Training to RPF Constables, Inspectors on Behaviour, Gender Sensitisation & Human Rights

An initiative to sensitise staff towards commuters

मुंबई Mumbai:  In an effort to improve passenger experience and enhance the image of railway officials, the Railway Protection Force (RPF) has initiated a first-of-its-kind training programme for constables and inspectors on behaviour, gender sensitisation and human rights. The programme, according to officials, aims to change the attitude of the staff towards commuters and make them more people-friendly.

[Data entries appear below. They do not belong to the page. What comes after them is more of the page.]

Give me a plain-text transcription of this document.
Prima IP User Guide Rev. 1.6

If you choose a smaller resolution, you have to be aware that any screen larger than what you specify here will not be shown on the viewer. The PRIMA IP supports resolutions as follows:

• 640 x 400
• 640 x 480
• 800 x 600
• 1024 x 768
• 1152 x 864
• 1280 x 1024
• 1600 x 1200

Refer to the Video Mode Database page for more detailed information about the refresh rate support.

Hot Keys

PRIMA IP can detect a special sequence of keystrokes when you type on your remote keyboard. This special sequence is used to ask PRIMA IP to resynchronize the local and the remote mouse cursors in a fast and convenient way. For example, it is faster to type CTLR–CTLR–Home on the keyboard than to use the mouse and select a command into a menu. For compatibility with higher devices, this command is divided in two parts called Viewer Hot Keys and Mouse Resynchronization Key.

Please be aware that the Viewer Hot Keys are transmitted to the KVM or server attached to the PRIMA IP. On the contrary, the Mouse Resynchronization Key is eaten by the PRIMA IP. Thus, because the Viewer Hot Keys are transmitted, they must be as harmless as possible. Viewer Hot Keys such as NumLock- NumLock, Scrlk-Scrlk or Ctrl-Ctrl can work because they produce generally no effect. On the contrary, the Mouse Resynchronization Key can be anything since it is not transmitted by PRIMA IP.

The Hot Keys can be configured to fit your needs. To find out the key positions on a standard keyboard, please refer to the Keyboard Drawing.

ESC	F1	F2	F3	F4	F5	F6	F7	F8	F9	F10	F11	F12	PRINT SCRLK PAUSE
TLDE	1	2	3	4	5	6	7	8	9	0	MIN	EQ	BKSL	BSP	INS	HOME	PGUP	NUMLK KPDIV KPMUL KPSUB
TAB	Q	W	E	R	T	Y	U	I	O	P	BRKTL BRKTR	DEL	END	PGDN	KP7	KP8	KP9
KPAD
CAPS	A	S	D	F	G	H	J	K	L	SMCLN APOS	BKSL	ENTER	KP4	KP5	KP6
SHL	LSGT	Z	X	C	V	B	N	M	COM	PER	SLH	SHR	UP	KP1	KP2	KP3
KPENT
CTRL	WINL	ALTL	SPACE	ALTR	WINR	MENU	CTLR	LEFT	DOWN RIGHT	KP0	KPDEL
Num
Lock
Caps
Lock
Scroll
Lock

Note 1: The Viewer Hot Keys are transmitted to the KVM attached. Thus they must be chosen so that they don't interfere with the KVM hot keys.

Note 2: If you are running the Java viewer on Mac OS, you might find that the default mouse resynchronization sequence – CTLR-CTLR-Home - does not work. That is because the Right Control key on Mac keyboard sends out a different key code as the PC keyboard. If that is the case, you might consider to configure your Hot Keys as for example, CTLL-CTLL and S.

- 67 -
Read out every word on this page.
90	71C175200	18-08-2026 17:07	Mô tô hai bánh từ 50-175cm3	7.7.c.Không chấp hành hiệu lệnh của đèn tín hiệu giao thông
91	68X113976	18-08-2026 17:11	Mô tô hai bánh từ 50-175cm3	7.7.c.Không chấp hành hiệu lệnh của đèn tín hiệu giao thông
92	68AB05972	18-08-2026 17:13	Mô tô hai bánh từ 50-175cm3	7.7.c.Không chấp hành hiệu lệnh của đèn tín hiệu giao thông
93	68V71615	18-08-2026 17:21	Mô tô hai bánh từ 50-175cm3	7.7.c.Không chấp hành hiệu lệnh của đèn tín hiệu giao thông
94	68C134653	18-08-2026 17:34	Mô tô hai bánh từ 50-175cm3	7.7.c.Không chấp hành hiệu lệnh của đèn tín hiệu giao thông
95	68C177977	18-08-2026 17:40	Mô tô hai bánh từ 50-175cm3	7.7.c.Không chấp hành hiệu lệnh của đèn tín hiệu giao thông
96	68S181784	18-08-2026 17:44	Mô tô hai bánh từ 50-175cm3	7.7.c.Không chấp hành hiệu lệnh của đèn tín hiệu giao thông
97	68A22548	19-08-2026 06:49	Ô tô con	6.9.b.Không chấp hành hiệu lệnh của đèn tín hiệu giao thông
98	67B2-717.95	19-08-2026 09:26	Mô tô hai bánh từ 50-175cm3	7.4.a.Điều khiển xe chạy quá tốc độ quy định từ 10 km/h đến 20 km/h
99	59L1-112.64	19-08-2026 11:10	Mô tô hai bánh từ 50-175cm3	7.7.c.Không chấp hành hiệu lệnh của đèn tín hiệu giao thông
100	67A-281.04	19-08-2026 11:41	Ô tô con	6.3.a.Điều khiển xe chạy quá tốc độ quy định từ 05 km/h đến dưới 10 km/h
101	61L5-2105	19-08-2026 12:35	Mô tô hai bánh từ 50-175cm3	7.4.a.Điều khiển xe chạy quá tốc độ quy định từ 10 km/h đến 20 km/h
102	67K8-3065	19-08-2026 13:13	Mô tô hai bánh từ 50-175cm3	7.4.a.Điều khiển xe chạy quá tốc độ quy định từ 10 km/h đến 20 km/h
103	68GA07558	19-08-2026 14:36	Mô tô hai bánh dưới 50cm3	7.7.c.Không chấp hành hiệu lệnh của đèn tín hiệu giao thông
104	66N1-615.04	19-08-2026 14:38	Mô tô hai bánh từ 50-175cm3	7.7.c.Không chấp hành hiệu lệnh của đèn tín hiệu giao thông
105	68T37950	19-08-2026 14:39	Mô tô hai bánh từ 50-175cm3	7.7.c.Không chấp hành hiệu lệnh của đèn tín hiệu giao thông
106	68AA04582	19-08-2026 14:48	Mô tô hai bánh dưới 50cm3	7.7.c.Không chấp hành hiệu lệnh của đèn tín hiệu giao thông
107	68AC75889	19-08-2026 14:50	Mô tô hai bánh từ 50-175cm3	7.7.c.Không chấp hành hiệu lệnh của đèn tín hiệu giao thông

The training, a 7-day programme that works in rotation, was launched as a pilot project recently at the RPF zonal training centre in Nashik. It plans to train more than 3,700 railway officials across Maharashtra, including constables, head constables, sub-inspectors, assistant sub-inspectors and inspectors in a span of six months. The officials will be trained by senior assistant commandants of the RPF and behaviour experts.

AK Singh, Inspector General, RPF, Central Railways, said, “The image of railway security personnel among the commuters has not been very good. There are complaints of rude and arrogant behaviour. We want our officers to be sensitive and understanding, especially towards women, children, senior citizens and handicapped persons. Our focus is to improve communication, interactions and also motivate them to be polite and understanding to those who are in trouble.”

The training will involve case studies, videos and giving different situations to officers and helping them deal with each situation. “We want passengers in the platforms and trains to have a smooth journey and experience. Currently, we have 50 cases every month where the officials have helped the commuters. We want the numbers to triple. With this programme, we hope the commuter satisfaction index is raised.”

Apart from the training programme, several seminars are also being launched, in association with NGOs to train and supervise the officials on the field.

Alok Bohra, Senior Divisional Security Commissioner of the RPF of Central Railway, said, “This is a holistic exercise by the RPF to improve the conditions of passengers. We hope this will go a long way in restoring the trust between commuters and cops and also ensure that their problems are dealt with in a smooth and friendly way.”

Facts and Figures

The training, a 7-day programme that works in rotation, was launched as a pilot project recently at the RPF zonal training centre in Nashik. It plans to train more than 3,700 railway officials across Maharashtra, including constables, head constables, sub-inspectors, assistant sub-inspectors and inspectors in a span of six months. The officials will be trained by senior assistant commandants of the RPF and behaviour experts.